British politician makes waves, is accused of offering bounty for capture of Obama, Bush
Reports out of Pakistan say that Lord Nazir Ahmed offered a substantial cash reward for the capture of President Barack Obama and former President George W. Bush. Ahmed has denied the allegations but the Labour Department has suspended him pending an investigation.
U.S. officials recently announced they were offering a reward of $10 million for information that would lead to the arrest of Hafiz Mohammad Saeed, founder of the Lashkar-e-Taiba group that is widely suspected of organizing the 2008 Mumbai attacks in which 166 people died.
Lord Nazir Ahmed, 53, a controversial British politician and member of the House of Lords, has followed that up with his own proposal: a bounty of £10 million for the capture of President Barack Obama and his predecessor, George W. Bush. Ahmed is said to have made the comments at a conference in Haripur in Pakistan a week ago.
A Labour Party spokesman said Ahmed had been suspended pending an investigation into the allegations, said BBC reporter Rob Watson. Ahmed denies the comments and has demanded the Labour Party produce evidence he made these comments.
"There are two Pakistani newspaper reports, one from Lahore and one from another location. Both newspapers report that same kind of thing, and that is that Lord Ahmed had offered a counter-bounty of £10 million," Watson said. "It's even more than $10 million for the capture of President Obama or his predecessor, President Bush."
No recordings of the comments have been produced so far, which has complicated matters somewhat.
Watson said it's not uncommon for there to be shocking rhetoric in the U.K.'s legislative bodies, but thinks this situation is somewhat different.

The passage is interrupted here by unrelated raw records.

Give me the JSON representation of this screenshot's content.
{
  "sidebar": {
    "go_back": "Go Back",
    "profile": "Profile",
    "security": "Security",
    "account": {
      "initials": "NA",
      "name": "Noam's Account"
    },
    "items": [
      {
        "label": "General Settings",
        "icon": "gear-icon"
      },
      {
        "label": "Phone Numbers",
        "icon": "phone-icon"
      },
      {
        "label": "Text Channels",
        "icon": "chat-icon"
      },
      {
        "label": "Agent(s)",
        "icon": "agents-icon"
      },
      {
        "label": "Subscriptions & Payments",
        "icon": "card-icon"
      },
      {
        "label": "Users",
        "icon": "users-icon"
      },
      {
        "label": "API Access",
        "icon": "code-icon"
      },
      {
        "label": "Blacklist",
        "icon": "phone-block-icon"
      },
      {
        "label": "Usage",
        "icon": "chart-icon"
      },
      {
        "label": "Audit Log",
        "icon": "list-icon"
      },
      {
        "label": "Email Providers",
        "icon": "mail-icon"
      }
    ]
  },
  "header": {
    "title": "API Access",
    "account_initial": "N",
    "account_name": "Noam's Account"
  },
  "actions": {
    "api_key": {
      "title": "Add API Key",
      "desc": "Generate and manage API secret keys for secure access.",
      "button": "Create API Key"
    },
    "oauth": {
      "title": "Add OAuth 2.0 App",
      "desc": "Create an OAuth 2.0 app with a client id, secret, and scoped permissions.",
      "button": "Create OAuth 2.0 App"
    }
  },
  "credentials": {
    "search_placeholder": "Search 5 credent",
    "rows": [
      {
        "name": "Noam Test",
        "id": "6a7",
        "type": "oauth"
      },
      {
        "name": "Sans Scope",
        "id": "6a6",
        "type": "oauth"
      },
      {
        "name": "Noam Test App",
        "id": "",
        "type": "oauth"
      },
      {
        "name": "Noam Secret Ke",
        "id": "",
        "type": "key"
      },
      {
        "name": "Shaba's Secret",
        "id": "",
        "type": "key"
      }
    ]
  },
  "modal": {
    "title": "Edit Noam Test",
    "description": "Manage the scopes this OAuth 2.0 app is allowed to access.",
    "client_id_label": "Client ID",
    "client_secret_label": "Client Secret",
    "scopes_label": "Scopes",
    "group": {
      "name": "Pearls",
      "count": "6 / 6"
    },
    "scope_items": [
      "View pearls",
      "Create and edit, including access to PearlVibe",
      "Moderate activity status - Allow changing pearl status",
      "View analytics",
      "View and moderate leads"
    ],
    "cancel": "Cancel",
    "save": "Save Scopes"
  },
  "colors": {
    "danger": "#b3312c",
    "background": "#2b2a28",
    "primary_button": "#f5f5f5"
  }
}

"I think the Labour Party has definitely not got a sense of humor or any sense of tolerance over this one," Watson said. "I think they just feel that if this was what he said, no matter what the context and no matter where he was, you just can't say that. You can't go offering bounties no matter how rhetorical it might be."
Watson said Ahmed has always been a controversial figure in the U.K., inviting controversial figures to Parliament. He's not considered to be a major figure in the Labour Party, so Watson said the opposition party likely won't face much political backlash for Ahmed's comments.